At the brewery office, Edward gets an unexpected visit from Adelaide, who has been dodging his invitations but shows up in person with an ambitious proposal: tear down Dublin’s slums and replace them with dignified, humane housing for the city’s poor — all funded by Guinness. It’s bold, expensive, and impossible to ignore. Adelaide claims she doesn’t want to influence him… but she still chose to deliver the plans herself.
Across the Atlantic, Byron reports that he has found “a fine plan to smooth our path once and for all.” His campaign to popularize Guinness in America is gaining traction, but at a cost: a deal that channels 15% of all profits through Fenian-approved charities. Edward is stunned — but the wheels are already turning, and Byron is already meeting with Eamon Dodd, the Manhattan Battalion Commander, whose version of the Fenian Brotherhood is equal parts political club and street militia.

Arthur, barred from Bonnie’s Angel house at Edward’s order, drinks himself into a rage and storms the brewery — only to find Edward gone. Instead, he runs into Patrick, the night guard he knows from his Angel visits. Patrick makes it clear he’s interested in an after-hours encounter. Arthur doesn’t hesitate.
Meanwhile, Edward heads to Ellen’s boarding house. To avoid the landlady, they slip upstairs, where Ellen warns him: if he refuses to renegotiate Byron’s deal, he risks getting his cousin killed. The conversation shifts, grows quieter, more intimate. They admit they think of each other often. They make love — a moment crosscut with Arthur’s tryst at the brewery and, in parallel, Anne’s noisy labor as she gives birth.
At the grand ceremony celebrating the brewery’s expansion, Arthur and Rafferty have a rare moment of honesty. Rafferty insists Arthur must play a bigger role in the business now that politics has failed him. Arthur agrees — and gives Rafferty tacit permission to spend time with Olivia, provided they are discreet.

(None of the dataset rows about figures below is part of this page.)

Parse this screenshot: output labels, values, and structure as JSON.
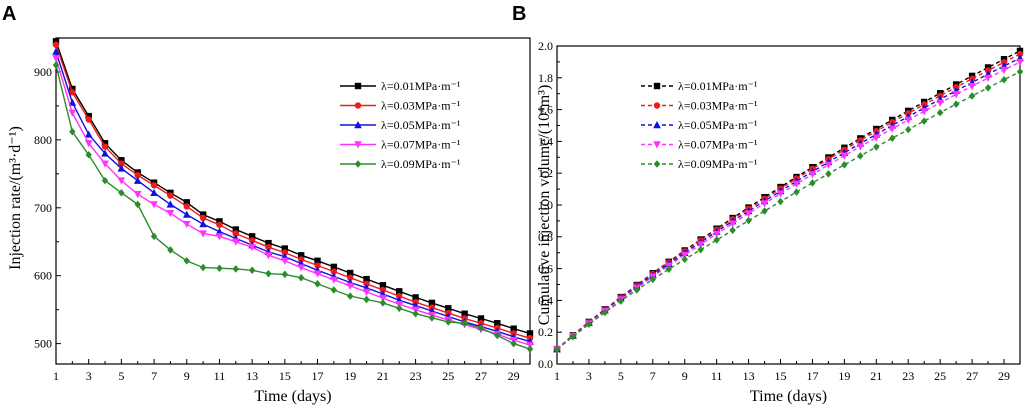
{
  "chart_data": [
    {
      "panel": "A",
      "type": "line",
      "xlabel": "Time (days)",
      "ylabel": "Injection rate/(m³·d⁻¹)",
      "xlim": [
        1,
        30
      ],
      "ylim": [
        470,
        950
      ],
      "xticks": [
        "1",
        "3",
        "5",
        "7",
        "9",
        "11",
        "13",
        "15",
        "17",
        "19",
        "21",
        "23",
        "25",
        "27",
        "29"
      ],
      "yticks": [
        "500",
        "600",
        "700",
        "800",
        "900"
      ],
      "legend_position": "top-right",
      "x": [
        1,
        2,
        3,
        4,
        5,
        6,
        7,
        8,
        9,
        10,
        11,
        12,
        13,
        14,
        15,
        16,
        17,
        18,
        19,
        20,
        21,
        22,
        23,
        24,
        25,
        26,
        27,
        28,
        29,
        30
      ],
      "series": [
        {
          "name": "λ=0.01MPa·m⁻¹",
          "color": "#000000",
          "marker": "square",
          "dashed": false,
          "values": [
            945,
            875,
            835,
            795,
            770,
            752,
            737,
            722,
            708,
            690,
            680,
            668,
            658,
            648,
            640,
            630,
            622,
            613,
            604,
            595,
            586,
            577,
            568,
            560,
            552,
            544,
            537,
            530,
            522,
            515
          ]
        },
        {
          "name": "λ=0.03MPa·m⁻¹",
          "color": "#ee1c1c",
          "marker": "circle",
          "dashed": false,
          "values": [
            940,
            870,
            830,
            790,
            765,
            748,
            733,
            718,
            702,
            685,
            675,
            662,
            652,
            642,
            634,
            624,
            615,
            606,
            597,
            588,
            579,
            570,
            561,
            553,
            545,
            537,
            530,
            523,
            515,
            508
          ]
        },
        {
          "name": "λ=0.05MPa·m⁻¹",
          "color": "#1010e0",
          "marker": "triangle",
          "dashed": false,
          "values": [
            930,
            855,
            808,
            780,
            758,
            740,
            722,
            705,
            690,
            676,
            665,
            655,
            645,
            635,
            628,
            618,
            608,
            599,
            590,
            582,
            573,
            564,
            556,
            548,
            540,
            532,
            525,
            518,
            510,
            503
          ]
        },
        {
          "name": "λ=0.07MPa·m⁻¹",
          "color": "#ff33ff",
          "marker": "triangle-down",
          "dashed": false,
          "values": [
            920,
            840,
            795,
            765,
            740,
            720,
            705,
            692,
            676,
            662,
            658,
            650,
            642,
            630,
            622,
            612,
            603,
            594,
            585,
            576,
            567,
            558,
            550,
            542,
            535,
            528,
            521,
            514,
            505,
            498
          ]
        },
        {
          "name": "λ=0.09MPa·m⁻¹",
          "color": "#2c8c2c",
          "marker": "diamond",
          "dashed": false,
          "values": [
            910,
            812,
            778,
            740,
            722,
            705,
            658,
            638,
            622,
            612,
            611,
            610,
            608,
            603,
            602,
            597,
            588,
            579,
            570,
            565,
            560,
            552,
            544,
            538,
            532,
            530,
            523,
            512,
            500,
            492
          ]
        }
      ]
    },
    {
      "panel": "B",
      "type": "line",
      "xlabel": "Time (days)",
      "ylabel": "Cumulative injection volume/(10⁴m³)",
      "xlim": [
        1,
        30
      ],
      "ylim": [
        0.0,
        2.0
      ],
      "xticks": [
        "1",
        "3",
        "5",
        "7",
        "9",
        "11",
        "13",
        "15",
        "17",
        "19",
        "21",
        "23",
        "25",
        "27",
        "29"
      ],
      "yticks": [
        "0.0",
        "0.2",
        "0.4",
        "0.6",
        "0.8",
        "1.0",
        "1.2",
        "1.4",
        "1.6",
        "1.8",
        "2.0"
      ],
      "legend_position": "top-left",
      "x": [
        1,
        2,
        3,
        4,
        5,
        6,
        7,
        8,
        9,
        10,
        11,
        12,
        13,
        14,
        15,
        16,
        17,
        18,
        19,
        20,
        21,
        22,
        23,
        24,
        25,
        26,
        27,
        28,
        29,
        30
      ],
      "series": [
        {
          "name": "λ=0.01MPa·m⁻¹",
          "color": "#000000",
          "marker": "square",
          "dashed": true,
          "values": [
            0.094,
            0.181,
            0.265,
            0.344,
            0.421,
            0.497,
            0.571,
            0.643,
            0.714,
            0.783,
            0.851,
            0.918,
            0.984,
            1.049,
            1.113,
            1.176,
            1.238,
            1.299,
            1.36,
            1.419,
            1.478,
            1.535,
            1.592,
            1.648,
            1.703,
            1.758,
            1.812,
            1.865,
            1.917,
            1.969
          ]
        },
        {
          "name": "λ=0.03MPa·m⁻¹",
          "color": "#ee1c1c",
          "marker": "circle",
          "dashed": true,
          "values": [
            0.094,
            0.181,
            0.264,
            0.343,
            0.419,
            0.494,
            0.567,
            0.639,
            0.709,
            0.777,
            0.845,
            0.911,
            0.976,
            1.04,
            1.103,
            1.166,
            1.227,
            1.288,
            1.347,
            1.406,
            1.464,
            1.521,
            1.577,
            1.632,
            1.687,
            1.741,
            1.794,
            1.846,
            1.898,
            1.949
          ]
        },
        {
          "name": "λ=0.05MPa·m⁻¹",
          "color": "#1010e0",
          "marker": "triangle",
          "dashed": true,
          "values": [
            0.093,
            0.178,
            0.259,
            0.337,
            0.413,
            0.487,
            0.559,
            0.63,
            0.699,
            0.766,
            0.833,
            0.898,
            0.962,
            1.025,
            1.088,
            1.15,
            1.21,
            1.27,
            1.329,
            1.387,
            1.444,
            1.501,
            1.556,
            1.611,
            1.665,
            1.718,
            1.771,
            1.823,
            1.874,
            1.924
          ]
        },
        {
          "name": "λ=0.07MPa·m⁻¹",
          "color": "#ff33ff",
          "marker": "triangle-down",
          "dashed": true,
          "values": [
            0.092,
            0.176,
            0.255,
            0.332,
            0.406,
            0.478,
            0.549,
            0.618,
            0.686,
            0.752,
            0.818,
            0.883,
            0.947,
            1.01,
            1.072,
            1.133,
            1.193,
            1.252,
            1.31,
            1.368,
            1.424,
            1.48,
            1.535,
            1.589,
            1.643,
            1.696,
            1.748,
            1.799,
            1.849,
            1.899
          ]
        },
        {
          "name": "λ=0.09MPa·m⁻¹",
          "color": "#2c8c2c",
          "marker": "diamond",
          "dashed": true,
          "values": [
            0.091,
            0.172,
            0.25,
            0.324,
            0.396,
            0.466,
            0.532,
            0.596,
            0.658,
            0.719,
            0.78,
            0.841,
            0.902,
            0.962,
            1.022,
            1.081,
            1.139,
            1.196,
            1.253,
            1.309,
            1.365,
            1.42,
            1.474,
            1.528,
            1.581,
            1.634,
            1.686,
            1.737,
            1.788,
            1.838
          ]
        }
      ]
    }
  ]
}
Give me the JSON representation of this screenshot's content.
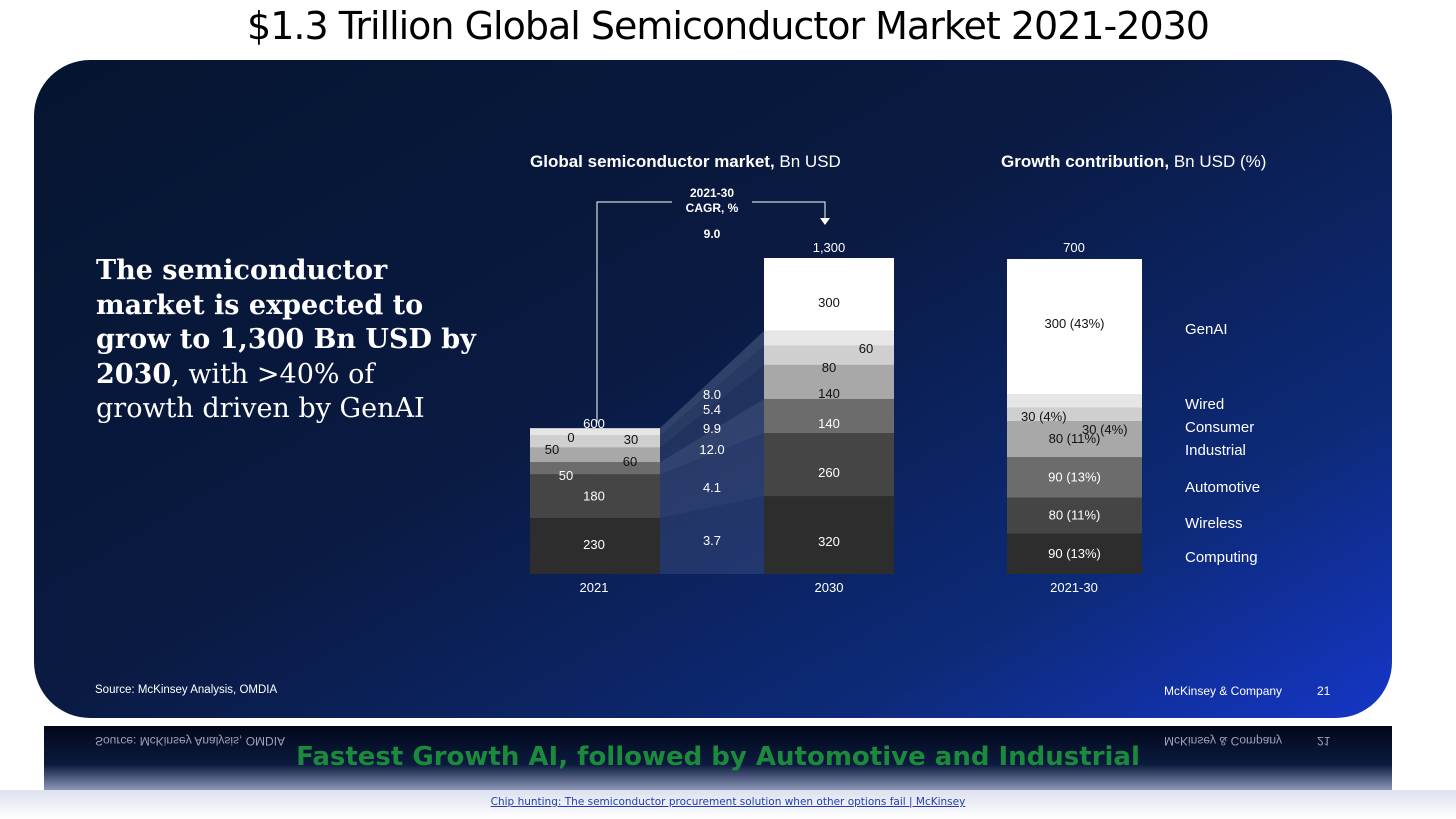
{
  "page": {
    "title": "$1.3 Trillion Global Semiconductor Market 2021-2030",
    "caption": "Fastest Growth AI, followed by Automotive and Industrial",
    "link_text": "Chip hunting: The semiconductor procurement solution when other options fail | McKinsey"
  },
  "slide": {
    "headline_bold": "The semiconductor market is expected to grow to 1,300 Bn USD by 2030",
    "headline_rest": ", with >40% of growth driven by GenAI",
    "source": "Source: McKinsey Analysis, OMDIA",
    "brand": "McKinsey & Company",
    "page_number": "21"
  },
  "chart_data": [
    {
      "type": "bar",
      "stacked": true,
      "title_bold": "Global semiconductor market,",
      "title_rest": " Bn USD",
      "categories": [
        "2021",
        "2030"
      ],
      "totals": [
        "600",
        "1,300"
      ],
      "series": [
        {
          "name": "Computing",
          "values": [
            230,
            320
          ],
          "cagr": "3.7"
        },
        {
          "name": "Wireless",
          "values": [
            180,
            260
          ],
          "cagr": "4.1"
        },
        {
          "name": "Automotive",
          "values": [
            50,
            140
          ],
          "cagr": "12.0"
        },
        {
          "name": "Industrial",
          "values": [
            60,
            140
          ],
          "cagr": "9.9"
        },
        {
          "name": "Consumer",
          "values": [
            50,
            80
          ],
          "cagr": "5.4"
        },
        {
          "name": "Wired",
          "values": [
            30,
            60
          ],
          "cagr": "8.0"
        },
        {
          "name": "GenAI",
          "values": [
            0,
            300
          ],
          "cagr": ""
        }
      ],
      "cagr_label": "2021-30\nCAGR, %",
      "cagr_total": "9.0",
      "colors": [
        "#2d2d2d",
        "#454545",
        "#6c6c6c",
        "#a8a8a8",
        "#cfcfcf",
        "#e6e6e6",
        "#ffffff"
      ]
    },
    {
      "type": "bar",
      "stacked": true,
      "title_bold": "Growth contribution,",
      "title_rest": " Bn USD (%)",
      "categories": [
        "2021-30"
      ],
      "total": "700",
      "segments": [
        {
          "name": "Computing",
          "value": 90,
          "label": "90 (13%)"
        },
        {
          "name": "Wireless",
          "value": 80,
          "label": "80 (11%)"
        },
        {
          "name": "Automotive",
          "value": 90,
          "label": "90 (13%)"
        },
        {
          "name": "Industrial",
          "value": 80,
          "label": "80 (11%)"
        },
        {
          "name": "Consumer",
          "value": 30,
          "label": "30 (4%)"
        },
        {
          "name": "Wired",
          "value": 30,
          "label": "30 (4%)"
        },
        {
          "name": "GenAI",
          "value": 300,
          "label": "300 (43%)"
        }
      ],
      "legend": [
        "GenAI",
        "Wired",
        "Consumer",
        "Industrial",
        "Automotive",
        "Wireless",
        "Computing"
      ]
    }
  ]
}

Even Benjamin shows up, sober and with his new wife, Henrietta, on his arm, announcing that he’s going to be a father. “Has peace broken out on the Guinness battlefield?” he asks. For now, it seems so.
But not for everyone: Christine, devastated to learn Benjamin has married, plans to shoot herself. Aunt Agnes swoops in to deliver her solution: put the gun down, sign on with the new charitable foundation, and drown her heartbreak in gin.
Arthur closes the ceremony with a speech, praising Edward’s leadership and vowing to redouble his own efforts for the company. The crowd cheers, the family stands united, and for a brief moment, it feels as if everything is back on track. Then Edward leans in and reminds Arthur: they need to talk about New York.

This is an episode of boiling tensions — scandal, sex, birth, and business mixing like ingredients in a stout too strong to drink in one go. The time jump shows a family not just surviving public disgrace, but turning it into fuel for reinvention. The mood ends almost triumphant — until Edward’s final words remind us that the Guinness empire’s peace is fragile. The next toast may come with gunpowder.